La nouvelle base doit permettre la fermeture de celle de Futenma. Située en pleine ville de Ginowan, les enseignants des écoles voisines doivent interrompre leurs cours lors du décollage des avions tant le bruit est assourdissant. Son déplacement est envisagé depuis 1995 à la suite du viol d’une fillette par trois soldats américains.
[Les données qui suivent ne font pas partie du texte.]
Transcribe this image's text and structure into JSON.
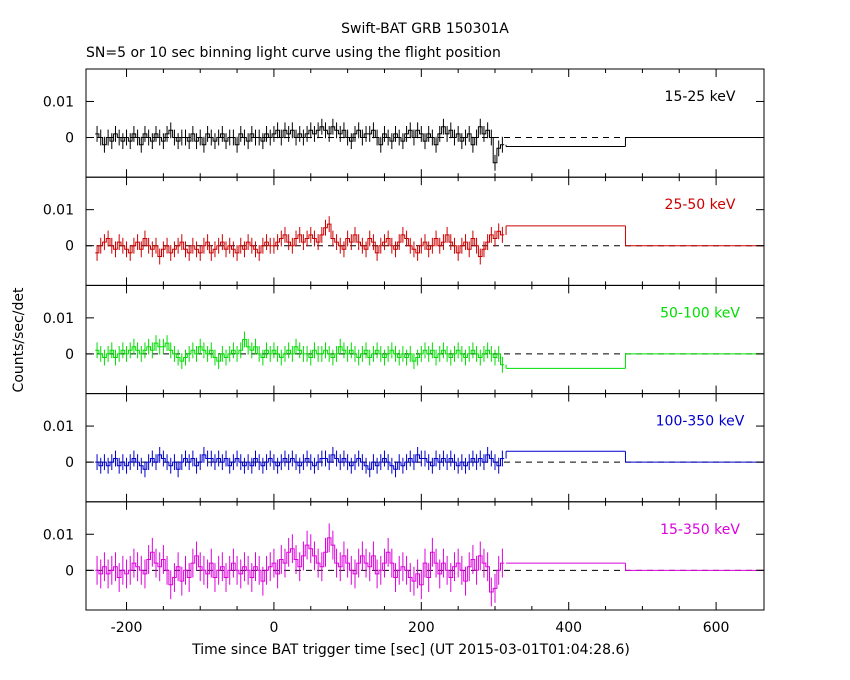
{
  "header": {
    "title": "Swift-BAT GRB 150301A",
    "subtitle": "SN=5 or 10 sec binning light curve using the flight position"
  },
  "axes": {
    "xlabel": "Time since BAT trigger time [sec] (UT 2015-03-01T01:04:28.6)",
    "ylabel": "Counts/sec/det",
    "xlim": [
      -255,
      665
    ],
    "ylim": [
      -0.011,
      0.019
    ],
    "xticks": [
      -200,
      0,
      200,
      400,
      600
    ],
    "yticks": [
      0,
      0.01
    ],
    "ytick_labels": [
      "0",
      "0.01"
    ]
  },
  "chart_data": [
    {
      "type": "line",
      "panel": "15-25 keV",
      "color": "#000000",
      "bins_x": [
        -240,
        -235,
        -230,
        -225,
        -220,
        -215,
        -210,
        -205,
        -200,
        -195,
        -190,
        -185,
        -180,
        -175,
        -170,
        -165,
        -160,
        -155,
        -150,
        -145,
        -140,
        -135,
        -130,
        -125,
        -120,
        -115,
        -110,
        -105,
        -100,
        -95,
        -90,
        -85,
        -80,
        -75,
        -70,
        -65,
        -60,
        -55,
        -50,
        -45,
        -40,
        -35,
        -30,
        -25,
        -20,
        -15,
        -10,
        -5,
        0,
        5,
        10,
        15,
        20,
        25,
        30,
        35,
        40,
        45,
        50,
        55,
        60,
        65,
        70,
        75,
        80,
        85,
        90,
        95,
        100,
        105,
        110,
        115,
        120,
        125,
        130,
        135,
        140,
        145,
        150,
        155,
        160,
        165,
        170,
        175,
        180,
        185,
        190,
        195,
        200,
        205,
        210,
        215,
        220,
        225,
        230,
        235,
        240,
        245,
        250,
        255,
        260,
        265,
        270,
        275,
        280,
        285,
        290,
        295,
        300,
        305,
        310
      ],
      "values": [
        0.001,
        0.0,
        -0.002,
        0.0,
        -0.001,
        0.001,
        0.0,
        -0.001,
        0.0,
        -0.001,
        0.001,
        0.0,
        -0.002,
        0.001,
        0.0,
        -0.001,
        0.001,
        0.0,
        -0.001,
        0.001,
        0.002,
        0.0,
        -0.001,
        0.0,
        0.0,
        -0.001,
        0.001,
        -0.001,
        0.0,
        -0.002,
        0.001,
        0.0,
        -0.001,
        0.0,
        0.001,
        -0.001,
        0.0,
        0.0,
        -0.002,
        0.001,
        0.0,
        -0.001,
        0.001,
        0.0,
        0.0,
        -0.001,
        0.001,
        0.0,
        0.001,
        0.002,
        0.0,
        0.002,
        0.001,
        0.002,
        0.0,
        0.001,
        0.0,
        0.001,
        0.002,
        0.001,
        0.002,
        0.003,
        0.002,
        0.001,
        0.003,
        0.002,
        0.001,
        0.002,
        0.0,
        -0.001,
        0.001,
        0.002,
        0.0,
        0.001,
        0.001,
        0.002,
        0.0,
        -0.002,
        0.001,
        0.0,
        -0.001,
        0.001,
        0.0,
        -0.001,
        0.001,
        0.002,
        0.0,
        0.002,
        0.001,
        -0.001,
        0.001,
        0.0,
        -0.002,
        0.001,
        0.003,
        0.001,
        0.002,
        0.0,
        0.001,
        -0.001,
        0.0,
        0.001,
        -0.002,
        0.0,
        0.003,
        0.001,
        0.002,
        0.0,
        -0.007,
        -0.003,
        -0.002
      ],
      "long_bins": [
        {
          "x0": 315,
          "x1": 477,
          "value": -0.0025
        },
        {
          "x0": 477,
          "x1": 665,
          "value": 0.0
        }
      ]
    },
    {
      "type": "line",
      "panel": "25-50 keV",
      "color": "#cc0000",
      "bins_x": [
        -240,
        -235,
        -230,
        -225,
        -220,
        -215,
        -210,
        -205,
        -200,
        -195,
        -190,
        -185,
        -180,
        -175,
        -170,
        -165,
        -160,
        -155,
        -150,
        -145,
        -140,
        -135,
        -130,
        -125,
        -120,
        -115,
        -110,
        -105,
        -100,
        -95,
        -90,
        -85,
        -80,
        -75,
        -70,
        -65,
        -60,
        -55,
        -50,
        -45,
        -40,
        -35,
        -30,
        -25,
        -20,
        -15,
        -10,
        -5,
        0,
        5,
        10,
        15,
        20,
        25,
        30,
        35,
        40,
        45,
        50,
        55,
        60,
        65,
        70,
        75,
        80,
        85,
        90,
        95,
        100,
        105,
        110,
        115,
        120,
        125,
        130,
        135,
        140,
        145,
        150,
        155,
        160,
        165,
        170,
        175,
        180,
        185,
        190,
        195,
        200,
        205,
        210,
        215,
        220,
        225,
        230,
        235,
        240,
        245,
        250,
        255,
        260,
        265,
        270,
        275,
        280,
        285,
        290,
        295,
        300,
        305,
        310
      ],
      "values": [
        -0.002,
        0.0,
        0.001,
        0.002,
        0.0,
        -0.001,
        0.001,
        0.0,
        -0.001,
        -0.002,
        0.0,
        0.001,
        -0.001,
        0.002,
        0.0,
        -0.001,
        0.0,
        -0.003,
        -0.001,
        0.0,
        -0.002,
        -0.001,
        0.0,
        0.001,
        -0.001,
        -0.002,
        0.0,
        -0.001,
        -0.002,
        0.0,
        0.001,
        -0.002,
        -0.001,
        0.0,
        0.001,
        -0.001,
        0.0,
        -0.001,
        -0.002,
        0.0,
        -0.001,
        0.001,
        0.0,
        -0.001,
        -0.002,
        0.0,
        0.001,
        0.0,
        0.0,
        0.001,
        0.002,
        0.003,
        0.001,
        0.0,
        0.002,
        0.003,
        0.001,
        0.002,
        0.003,
        0.002,
        0.001,
        0.003,
        0.005,
        0.006,
        0.002,
        0.001,
        0.0,
        -0.001,
        0.002,
        0.001,
        0.003,
        0.001,
        0.0,
        -0.001,
        0.002,
        0.001,
        -0.002,
        0.0,
        0.001,
        0.002,
        0.0,
        -0.001,
        0.001,
        0.003,
        0.002,
        0.0,
        -0.001,
        -0.002,
        0.0,
        0.001,
        -0.001,
        0.0,
        0.002,
        0.0,
        0.001,
        0.003,
        0.001,
        0.0,
        -0.002,
        0.0,
        0.001,
        -0.001,
        0.002,
        0.0,
        -0.003,
        -0.001,
        0.001,
        0.003,
        0.002,
        0.004,
        0.003
      ],
      "long_bins": [
        {
          "x0": 315,
          "x1": 477,
          "value": 0.0055
        },
        {
          "x0": 477,
          "x1": 665,
          "value": 0.0
        }
      ]
    },
    {
      "type": "line",
      "panel": "50-100 keV",
      "color": "#00dd00",
      "bins_x": [
        -240,
        -235,
        -230,
        -225,
        -220,
        -215,
        -210,
        -205,
        -200,
        -195,
        -190,
        -185,
        -180,
        -175,
        -170,
        -165,
        -160,
        -155,
        -150,
        -145,
        -140,
        -135,
        -130,
        -125,
        -120,
        -115,
        -110,
        -105,
        -100,
        -95,
        -90,
        -85,
        -80,
        -75,
        -70,
        -65,
        -60,
        -55,
        -50,
        -45,
        -40,
        -35,
        -30,
        -25,
        -20,
        -15,
        -10,
        -5,
        0,
        5,
        10,
        15,
        20,
        25,
        30,
        35,
        40,
        45,
        50,
        55,
        60,
        65,
        70,
        75,
        80,
        85,
        90,
        95,
        100,
        105,
        110,
        115,
        120,
        125,
        130,
        135,
        140,
        145,
        150,
        155,
        160,
        165,
        170,
        175,
        180,
        185,
        190,
        195,
        200,
        205,
        210,
        215,
        220,
        225,
        230,
        235,
        240,
        245,
        250,
        255,
        260,
        265,
        270,
        275,
        280,
        285,
        290,
        295,
        300,
        305,
        310
      ],
      "values": [
        0.001,
        0.0,
        -0.001,
        0.0,
        0.001,
        -0.001,
        0.0,
        0.001,
        0.0,
        0.001,
        0.002,
        0.001,
        0.0,
        0.001,
        0.002,
        0.001,
        0.003,
        0.002,
        0.002,
        0.003,
        0.001,
        0.0,
        -0.001,
        -0.002,
        -0.001,
        0.0,
        0.001,
        0.0,
        0.002,
        0.001,
        0.0,
        0.001,
        -0.001,
        -0.002,
        0.0,
        -0.001,
        0.0,
        0.001,
        0.0,
        0.001,
        0.004,
        0.002,
        0.001,
        0.002,
        0.0,
        -0.001,
        0.001,
        0.0,
        0.001,
        0.0,
        -0.001,
        0.0,
        0.001,
        0.0,
        0.002,
        0.001,
        0.0,
        0.0,
        -0.001,
        0.001,
        0.0,
        0.0,
        0.001,
        0.0,
        -0.001,
        0.0,
        0.002,
        0.001,
        0.0,
        0.001,
        0.0,
        -0.001,
        0.0,
        0.001,
        -0.001,
        0.0,
        0.001,
        0.0,
        -0.001,
        0.0,
        0.001,
        0.0,
        -0.001,
        0.0,
        -0.001,
        0.0,
        -0.002,
        -0.001,
        0.0,
        0.001,
        0.0,
        0.001,
        -0.001,
        0.0,
        0.001,
        0.0,
        -0.001,
        0.0,
        0.001,
        0.0,
        -0.001,
        0.0,
        0.001,
        0.0,
        -0.001,
        0.0,
        0.001,
        0.0,
        -0.001,
        0.0,
        -0.003
      ],
      "long_bins": [
        {
          "x0": 315,
          "x1": 477,
          "value": -0.004
        },
        {
          "x0": 477,
          "x1": 665,
          "value": 0.0
        }
      ]
    },
    {
      "type": "line",
      "panel": "100-350 keV",
      "color": "#0000cc",
      "bins_x": [
        -240,
        -235,
        -230,
        -225,
        -220,
        -215,
        -210,
        -205,
        -200,
        -195,
        -190,
        -185,
        -180,
        -175,
        -170,
        -165,
        -160,
        -155,
        -150,
        -145,
        -140,
        -135,
        -130,
        -125,
        -120,
        -115,
        -110,
        -105,
        -100,
        -95,
        -90,
        -85,
        -80,
        -75,
        -70,
        -65,
        -60,
        -55,
        -50,
        -45,
        -40,
        -35,
        -30,
        -25,
        -20,
        -15,
        -10,
        -5,
        0,
        5,
        10,
        15,
        20,
        25,
        30,
        35,
        40,
        45,
        50,
        55,
        60,
        65,
        70,
        75,
        80,
        85,
        90,
        95,
        100,
        105,
        110,
        115,
        120,
        125,
        130,
        135,
        140,
        145,
        150,
        155,
        160,
        165,
        170,
        175,
        180,
        185,
        190,
        195,
        200,
        205,
        210,
        215,
        220,
        225,
        230,
        235,
        240,
        245,
        250,
        255,
        260,
        265,
        270,
        275,
        280,
        285,
        290,
        295,
        300,
        305,
        310
      ],
      "values": [
        0.0,
        -0.001,
        0.0,
        -0.001,
        0.0,
        0.001,
        -0.001,
        0.0,
        -0.001,
        0.0,
        0.001,
        0.0,
        -0.001,
        -0.002,
        0.0,
        0.001,
        0.0,
        0.002,
        0.001,
        0.0,
        -0.001,
        0.0,
        -0.002,
        0.0,
        0.001,
        0.0,
        0.001,
        -0.001,
        0.0,
        0.002,
        0.001,
        0.001,
        0.0,
        0.001,
        0.0,
        0.001,
        -0.001,
        0.0,
        0.001,
        0.0,
        -0.001,
        0.0,
        -0.001,
        0.001,
        0.0,
        -0.001,
        0.0,
        0.001,
        0.0,
        -0.001,
        0.0,
        0.001,
        0.0,
        0.001,
        0.0,
        -0.001,
        0.0,
        0.001,
        0.0,
        -0.001,
        0.0,
        0.001,
        0.001,
        0.0,
        0.002,
        0.001,
        0.0,
        0.001,
        0.0,
        -0.001,
        0.0,
        0.001,
        0.0,
        -0.001,
        -0.002,
        0.0,
        -0.001,
        0.0,
        0.001,
        0.0,
        -0.001,
        -0.002,
        0.0,
        -0.001,
        0.0,
        0.001,
        0.0,
        0.002,
        0.001,
        0.001,
        0.0,
        -0.001,
        0.001,
        0.0,
        0.001,
        0.0,
        0.001,
        0.0,
        -0.001,
        0.0,
        -0.001,
        0.0,
        0.001,
        0.0,
        0.001,
        0.0,
        0.002,
        0.001,
        0.0,
        -0.001,
        0.001
      ],
      "long_bins": [
        {
          "x0": 315,
          "x1": 477,
          "value": 0.003
        },
        {
          "x0": 477,
          "x1": 665,
          "value": 0.0
        }
      ]
    },
    {
      "type": "line",
      "panel": "15-350 keV",
      "color": "#dd00dd",
      "bins_x": [
        -240,
        -235,
        -230,
        -225,
        -220,
        -215,
        -210,
        -205,
        -200,
        -195,
        -190,
        -185,
        -180,
        -175,
        -170,
        -165,
        -160,
        -155,
        -150,
        -145,
        -140,
        -135,
        -130,
        -125,
        -120,
        -115,
        -110,
        -105,
        -100,
        -95,
        -90,
        -85,
        -80,
        -75,
        -70,
        -65,
        -60,
        -55,
        -50,
        -45,
        -40,
        -35,
        -30,
        -25,
        -20,
        -15,
        -10,
        -5,
        0,
        5,
        10,
        15,
        20,
        25,
        30,
        35,
        40,
        45,
        50,
        55,
        60,
        65,
        70,
        75,
        80,
        85,
        90,
        95,
        100,
        105,
        110,
        115,
        120,
        125,
        130,
        135,
        140,
        145,
        150,
        155,
        160,
        165,
        170,
        175,
        180,
        185,
        190,
        195,
        200,
        205,
        210,
        215,
        220,
        225,
        230,
        235,
        240,
        245,
        250,
        255,
        260,
        265,
        270,
        275,
        280,
        285,
        290,
        295,
        300,
        305,
        310
      ],
      "values": [
        0.0,
        -0.001,
        0.001,
        -0.001,
        0.0,
        0.001,
        -0.002,
        0.0,
        -0.001,
        0.0,
        0.002,
        0.001,
        0.0,
        -0.001,
        0.003,
        0.005,
        0.002,
        0.001,
        0.003,
        0.0,
        -0.004,
        -0.002,
        0.001,
        -0.003,
        0.0,
        -0.002,
        0.002,
        0.004,
        0.001,
        0.0,
        -0.001,
        0.002,
        -0.002,
        0.0,
        0.001,
        -0.002,
        0.0,
        0.002,
        0.0,
        -0.001,
        0.001,
        0.0,
        -0.002,
        0.001,
        0.0,
        -0.003,
        0.0,
        0.001,
        0.002,
        -0.001,
        0.003,
        0.002,
        0.005,
        0.006,
        0.003,
        0.001,
        0.004,
        0.007,
        0.006,
        0.004,
        0.002,
        0.001,
        0.005,
        0.009,
        0.007,
        0.002,
        0.001,
        0.004,
        0.002,
        0.0,
        -0.001,
        0.002,
        0.004,
        0.002,
        0.001,
        0.004,
        -0.001,
        0.0,
        0.002,
        0.005,
        0.002,
        -0.002,
        0.0,
        0.001,
        0.0,
        -0.002,
        -0.003,
        -0.001,
        -0.004,
        0.002,
        -0.002,
        0.005,
        0.002,
        -0.001,
        0.002,
        0.0,
        -0.002,
        0.001,
        0.002,
        0.0,
        -0.003,
        0.001,
        0.003,
        0.0,
        0.004,
        0.002,
        0.001,
        -0.006,
        -0.005,
        0.0,
        0.002
      ],
      "long_bins": [
        {
          "x0": 315,
          "x1": 477,
          "value": 0.002
        },
        {
          "x0": 477,
          "x1": 665,
          "value": 0.0
        }
      ]
    }
  ]
}
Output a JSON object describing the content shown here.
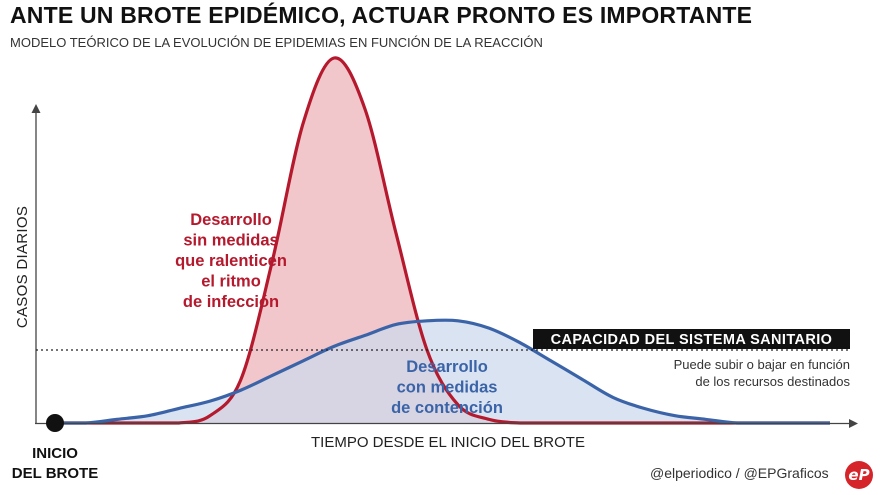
{
  "header": {
    "title": "ANTE UN BROTE EPIDÉMICO, ACTUAR PRONTO ES IMPORTANTE",
    "subtitle": "MODELO TEÓRICO DE LA EVOLUCIÓN DE EPIDEMIAS EN FUNCIÓN DE LA REACCIÓN"
  },
  "footer": {
    "credit": "@elperiodico / @EPGraficos",
    "logo_text": "eP"
  },
  "chart_data": {
    "type": "area",
    "title": "ANTE UN BROTE EPIDÉMICO, ACTUAR PRONTO ES IMPORTANTE",
    "subtitle": "MODELO TEÓRICO DE LA EVOLUCIÓN DE EPIDEMIAS EN FUNCIÓN DE LA REACCIÓN",
    "xlabel": "TIEMPO DESDE EL INICIO DEL BROTE",
    "ylabel": "CASOS DIARIOS",
    "xlim": [
      0,
      100
    ],
    "ylim": [
      0,
      100
    ],
    "origin_label": [
      "INICIO",
      "DEL BROTE"
    ],
    "series": [
      {
        "name": "Desarrollo sin medidas que ralenticen el ritmo de infección",
        "label_lines": [
          "Desarrollo",
          "sin medidas",
          "que ralenticen",
          "el ritmo",
          "de infección"
        ],
        "color": "#b5192d",
        "fill": "#f2c7cb",
        "x": [
          0,
          4,
          8,
          12,
          16,
          20,
          24,
          28,
          32,
          36,
          40,
          44,
          48,
          52,
          56,
          60,
          64,
          68,
          72,
          76,
          80,
          84,
          88,
          92,
          96,
          100
        ],
        "y": [
          0,
          0,
          0,
          0,
          0,
          2,
          12,
          44,
          82,
          100,
          86,
          52,
          20,
          5,
          1,
          0,
          0,
          0,
          0,
          0,
          0,
          0,
          0,
          0,
          0,
          0
        ]
      },
      {
        "name": "Desarrollo con medidas de contención",
        "label_lines": [
          "Desarrollo",
          "con medidas",
          "de contención"
        ],
        "color": "#3b64a8",
        "fill": "#cdd9ec",
        "x": [
          0,
          4,
          8,
          12,
          16,
          20,
          24,
          28,
          32,
          36,
          40,
          44,
          48,
          52,
          56,
          60,
          64,
          68,
          72,
          76,
          80,
          84,
          88,
          92,
          96,
          100
        ],
        "y": [
          0,
          0,
          1,
          2,
          4,
          6,
          9,
          13,
          17,
          21,
          24,
          27,
          28,
          28,
          26,
          22,
          17,
          12,
          7,
          4,
          2,
          1,
          0,
          0,
          0,
          0
        ]
      }
    ],
    "threshold": {
      "value": 20,
      "label": "CAPACIDAD DEL SISTEMA SANITARIO",
      "note_lines": [
        "Puede subir o bajar en función",
        "de los recursos destinados"
      ]
    }
  }
}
Mais les habitants de Nago sont opposés à un transfert sur le territoire de la municipalité.
« Notre action est non violente, dit Hiroji Yamashiro, qui dirige le Centre du mouvement pacifiste d’Okinawa, mais Tokyo reste sourd à nos demandes. » « Faut-il une explosion de colère pour qu’on nous entende ? », demande Takuma Higashionna, membre du conseil municipal de Nago. L’indifférence de Tokyo renforce en tout cas une revendication identitaire dont s’est fait écho le gouverneur lors sa campagne électorale (« Non aux idéologies. Oui, à l’identité d’Okinawa ») et alimente une demande croissante d’autonomie de la part des habitants.
Philippe Pons (Baie d’Oura, envoyé spécial)
Journaliste au Monde
* LE MONDE | 25.03.2015 à 11h18 • Mis à jour le 25.03.2015 à 14h16.